Anyway, now that I have revealed my gross disgusting snobbery, I guess I should actually talk about the book at hand. Let’s start with the premise. On a snowy night in 1964, an orthopedic surgeon named David is forced to deliver his own baby, as his wife Norah is in labor and they can’t get to the hospital. They do get to David’s own clinic, though, as does a nurse named Caroline. Norah delivers a beautiful baby boy named Paul and then, unexpectedly, another baby, a girl. Norah is sedated as David makes the discovery – his daughter, Phoebe, has Down syndrome.

In an instant that changes the rest of his life, David makes a decision – fueled by memories of his own sickly sister and how her death destroyed his family and his childhood, he asks Caroline to take the baby to an institution and to leave her there.
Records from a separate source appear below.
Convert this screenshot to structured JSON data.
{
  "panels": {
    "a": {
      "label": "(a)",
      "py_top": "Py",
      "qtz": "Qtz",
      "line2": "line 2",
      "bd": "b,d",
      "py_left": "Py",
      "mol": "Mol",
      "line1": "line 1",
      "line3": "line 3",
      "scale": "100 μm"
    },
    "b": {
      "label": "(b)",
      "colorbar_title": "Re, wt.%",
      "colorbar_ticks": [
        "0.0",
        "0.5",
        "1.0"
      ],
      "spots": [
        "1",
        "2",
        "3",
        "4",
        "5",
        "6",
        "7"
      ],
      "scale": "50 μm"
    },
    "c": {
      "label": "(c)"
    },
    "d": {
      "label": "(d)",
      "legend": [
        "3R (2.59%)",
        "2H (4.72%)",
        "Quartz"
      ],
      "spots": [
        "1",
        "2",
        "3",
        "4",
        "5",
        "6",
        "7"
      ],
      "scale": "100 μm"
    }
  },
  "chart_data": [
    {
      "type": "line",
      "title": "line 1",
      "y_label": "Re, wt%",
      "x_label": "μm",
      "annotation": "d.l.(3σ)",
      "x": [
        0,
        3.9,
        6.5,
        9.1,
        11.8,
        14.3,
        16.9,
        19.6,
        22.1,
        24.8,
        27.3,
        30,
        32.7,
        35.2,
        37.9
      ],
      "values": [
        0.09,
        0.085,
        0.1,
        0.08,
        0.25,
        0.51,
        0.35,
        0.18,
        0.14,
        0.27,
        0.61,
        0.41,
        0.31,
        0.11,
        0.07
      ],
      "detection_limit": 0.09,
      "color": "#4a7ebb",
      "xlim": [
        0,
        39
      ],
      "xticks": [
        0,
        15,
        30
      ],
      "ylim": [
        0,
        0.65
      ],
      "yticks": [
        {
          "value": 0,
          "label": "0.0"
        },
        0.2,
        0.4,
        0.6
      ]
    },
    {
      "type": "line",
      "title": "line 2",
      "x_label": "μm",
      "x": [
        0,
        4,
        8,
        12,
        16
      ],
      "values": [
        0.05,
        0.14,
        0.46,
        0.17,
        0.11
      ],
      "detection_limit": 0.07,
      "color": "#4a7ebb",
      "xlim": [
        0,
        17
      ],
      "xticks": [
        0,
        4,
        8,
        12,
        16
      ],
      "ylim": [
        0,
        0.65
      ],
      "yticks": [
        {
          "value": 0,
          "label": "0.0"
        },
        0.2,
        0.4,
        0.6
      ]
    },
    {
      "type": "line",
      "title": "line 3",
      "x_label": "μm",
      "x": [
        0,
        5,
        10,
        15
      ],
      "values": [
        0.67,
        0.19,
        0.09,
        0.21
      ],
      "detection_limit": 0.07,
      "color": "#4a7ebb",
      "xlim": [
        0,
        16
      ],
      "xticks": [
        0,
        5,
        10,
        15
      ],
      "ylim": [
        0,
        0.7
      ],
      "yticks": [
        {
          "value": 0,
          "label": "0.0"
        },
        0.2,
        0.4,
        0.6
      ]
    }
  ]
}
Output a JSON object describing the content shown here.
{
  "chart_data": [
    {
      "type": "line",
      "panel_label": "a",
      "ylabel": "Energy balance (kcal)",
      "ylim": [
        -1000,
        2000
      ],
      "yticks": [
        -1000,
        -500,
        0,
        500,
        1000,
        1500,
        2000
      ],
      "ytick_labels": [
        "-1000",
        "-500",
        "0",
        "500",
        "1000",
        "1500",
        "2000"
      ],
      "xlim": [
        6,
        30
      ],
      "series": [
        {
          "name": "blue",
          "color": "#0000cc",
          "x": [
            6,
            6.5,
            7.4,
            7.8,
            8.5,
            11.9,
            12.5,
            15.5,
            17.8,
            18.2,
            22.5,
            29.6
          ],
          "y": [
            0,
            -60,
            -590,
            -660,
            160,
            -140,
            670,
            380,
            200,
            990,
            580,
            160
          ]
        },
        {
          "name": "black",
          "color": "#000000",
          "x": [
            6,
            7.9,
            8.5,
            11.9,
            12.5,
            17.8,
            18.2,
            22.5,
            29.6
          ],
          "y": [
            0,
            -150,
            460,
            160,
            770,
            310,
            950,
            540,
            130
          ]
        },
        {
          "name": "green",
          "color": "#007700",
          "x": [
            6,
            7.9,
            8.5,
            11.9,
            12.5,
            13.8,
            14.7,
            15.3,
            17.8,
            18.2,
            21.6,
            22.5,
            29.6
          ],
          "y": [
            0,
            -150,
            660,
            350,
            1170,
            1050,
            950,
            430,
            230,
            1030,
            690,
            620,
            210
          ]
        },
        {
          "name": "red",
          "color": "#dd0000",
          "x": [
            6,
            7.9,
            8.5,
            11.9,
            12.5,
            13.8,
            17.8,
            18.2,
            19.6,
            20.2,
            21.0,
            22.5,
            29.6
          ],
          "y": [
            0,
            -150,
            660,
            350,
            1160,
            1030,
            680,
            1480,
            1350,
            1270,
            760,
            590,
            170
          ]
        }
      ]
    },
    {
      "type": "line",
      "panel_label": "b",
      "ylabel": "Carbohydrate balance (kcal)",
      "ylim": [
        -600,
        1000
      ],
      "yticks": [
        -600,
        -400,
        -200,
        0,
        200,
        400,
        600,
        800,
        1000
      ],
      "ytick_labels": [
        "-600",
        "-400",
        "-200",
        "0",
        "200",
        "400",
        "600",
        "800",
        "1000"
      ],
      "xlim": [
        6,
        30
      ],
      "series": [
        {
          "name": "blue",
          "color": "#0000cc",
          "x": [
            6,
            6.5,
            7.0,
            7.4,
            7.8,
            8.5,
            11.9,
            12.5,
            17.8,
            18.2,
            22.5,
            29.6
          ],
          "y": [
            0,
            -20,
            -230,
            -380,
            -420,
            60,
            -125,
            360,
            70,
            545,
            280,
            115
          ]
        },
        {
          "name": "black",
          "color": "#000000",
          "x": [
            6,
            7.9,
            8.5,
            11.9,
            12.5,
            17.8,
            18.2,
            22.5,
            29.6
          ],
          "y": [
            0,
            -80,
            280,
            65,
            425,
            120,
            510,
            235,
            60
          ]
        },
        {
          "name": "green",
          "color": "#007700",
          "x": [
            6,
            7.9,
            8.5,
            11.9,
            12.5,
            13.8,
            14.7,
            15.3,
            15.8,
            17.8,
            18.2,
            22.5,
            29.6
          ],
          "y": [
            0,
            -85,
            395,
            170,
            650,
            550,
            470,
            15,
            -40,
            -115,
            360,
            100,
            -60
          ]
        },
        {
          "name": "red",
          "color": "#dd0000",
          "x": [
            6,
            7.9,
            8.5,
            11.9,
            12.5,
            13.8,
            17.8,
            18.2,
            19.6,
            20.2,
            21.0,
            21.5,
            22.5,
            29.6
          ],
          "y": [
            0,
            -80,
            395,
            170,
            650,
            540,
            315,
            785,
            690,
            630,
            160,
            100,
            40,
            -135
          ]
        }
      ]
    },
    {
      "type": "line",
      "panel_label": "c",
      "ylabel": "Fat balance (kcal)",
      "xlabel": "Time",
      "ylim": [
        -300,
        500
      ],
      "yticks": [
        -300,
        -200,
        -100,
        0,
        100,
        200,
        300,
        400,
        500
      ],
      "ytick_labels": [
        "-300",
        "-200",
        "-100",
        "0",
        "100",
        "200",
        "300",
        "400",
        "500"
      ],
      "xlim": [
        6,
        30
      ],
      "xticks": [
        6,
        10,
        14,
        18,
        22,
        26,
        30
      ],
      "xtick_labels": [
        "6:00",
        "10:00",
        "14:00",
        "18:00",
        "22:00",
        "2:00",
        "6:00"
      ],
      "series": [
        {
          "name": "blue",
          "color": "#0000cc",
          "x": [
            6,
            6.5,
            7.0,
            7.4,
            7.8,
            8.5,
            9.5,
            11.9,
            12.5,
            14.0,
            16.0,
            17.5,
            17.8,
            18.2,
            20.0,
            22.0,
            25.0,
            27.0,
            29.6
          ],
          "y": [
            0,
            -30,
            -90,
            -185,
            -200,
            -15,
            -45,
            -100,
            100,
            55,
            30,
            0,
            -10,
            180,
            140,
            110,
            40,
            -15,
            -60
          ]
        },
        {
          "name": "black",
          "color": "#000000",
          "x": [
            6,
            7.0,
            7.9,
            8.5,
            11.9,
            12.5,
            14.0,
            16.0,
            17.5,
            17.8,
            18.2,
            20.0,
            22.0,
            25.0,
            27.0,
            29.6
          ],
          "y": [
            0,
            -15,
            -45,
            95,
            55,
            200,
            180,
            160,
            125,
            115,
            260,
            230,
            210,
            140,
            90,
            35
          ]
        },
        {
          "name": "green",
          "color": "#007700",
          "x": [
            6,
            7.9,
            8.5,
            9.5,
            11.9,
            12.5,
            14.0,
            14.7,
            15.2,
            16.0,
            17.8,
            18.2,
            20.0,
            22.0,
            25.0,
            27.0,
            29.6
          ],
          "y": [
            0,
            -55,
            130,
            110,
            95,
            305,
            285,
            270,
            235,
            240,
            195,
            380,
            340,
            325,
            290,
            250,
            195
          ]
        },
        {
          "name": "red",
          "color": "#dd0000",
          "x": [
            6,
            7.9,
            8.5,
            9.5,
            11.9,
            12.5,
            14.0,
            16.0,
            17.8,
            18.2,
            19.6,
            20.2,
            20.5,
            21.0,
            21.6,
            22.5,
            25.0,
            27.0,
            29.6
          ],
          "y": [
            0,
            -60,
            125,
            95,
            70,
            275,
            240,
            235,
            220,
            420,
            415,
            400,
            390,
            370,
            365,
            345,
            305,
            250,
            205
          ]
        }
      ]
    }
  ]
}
When Norah regains consciousness, he tells her that the baby died.

Caroline, though, can’t leave the baby in that awful place, and so she keeps Phoebe for herself. And so she and Phoebe leave town and start over, start a new life together.

Yesterday, one of the women said that it was a beautiful book, just not her thing. And that, I think, is how I feel. Kim Edwards told the story well, and it was an interesting story, but . . . my instinct was right. Not for me. Some of the ladies mentioned yesterday having a hard time with it because it was so cerebral, so in the head, but I think I like that kind of thing, generally. I certainly read a fair amount of it, and I like character-driven books in general. I think my main complaint was that the characters themselves just seemed to fall deeper and deeper into despair and hopelessness because of the terrible thing that David did. They never seemed to be getting anywhere. And that was probably true to life and certainly understandable, but I do like to read books that are a little bit more about redemption.

Of course, that sentence right there is me exposing my tendency to want things wrapped up neatly. I don’t have to have all the loose ends tied up, but I want to believe in a world where lives can be redeemed, where telling the truth sets people free. And those are good things to believe in. But it’s not always what real life looks like.

Here is where I am going to talk a little bit about the ending, so if you haven’t read it, proceed with caution (or not at all).

On the back, Jodi Picoult is quoted as calling this a novel of regret and redemption. We discussed yesterday whether we agreed that it’s a novel of redemption. My first instinct is to say, no, that it’s not. But then, the more I think about it, the more I feel that Jodi Picoult is right. Caroline was able to get over David because of what happened, she was able to create a life for herself. Phoebe had a better, more loving childhood than she would have had with David. So his actions were redeemed in those ways, even though I think it destroyed his relationship with his wife and his son. Even there, though, there is a bit of redemption – it’s too late for Norah to have the relationship she wants with the daughter she never knew she had, but Paul can embrace his sister and redeem some of the residual pain of David’s childhood.

Except, of course, that David isn’t around to see it.

I often want life to be a little bit neater than this book, but it’s a realistic picture of people who are messy and make bad decisions and push each other away and don’t communicate . . . how all that ruined their lives and how, finally, when they find the freedom of the truth, they are learning to rebuild. I wish the story could have been different, but I’m not sure it would have been believable any other way.

(That doesn’t mean I don’t wish that David had finally found the courage to come clean.)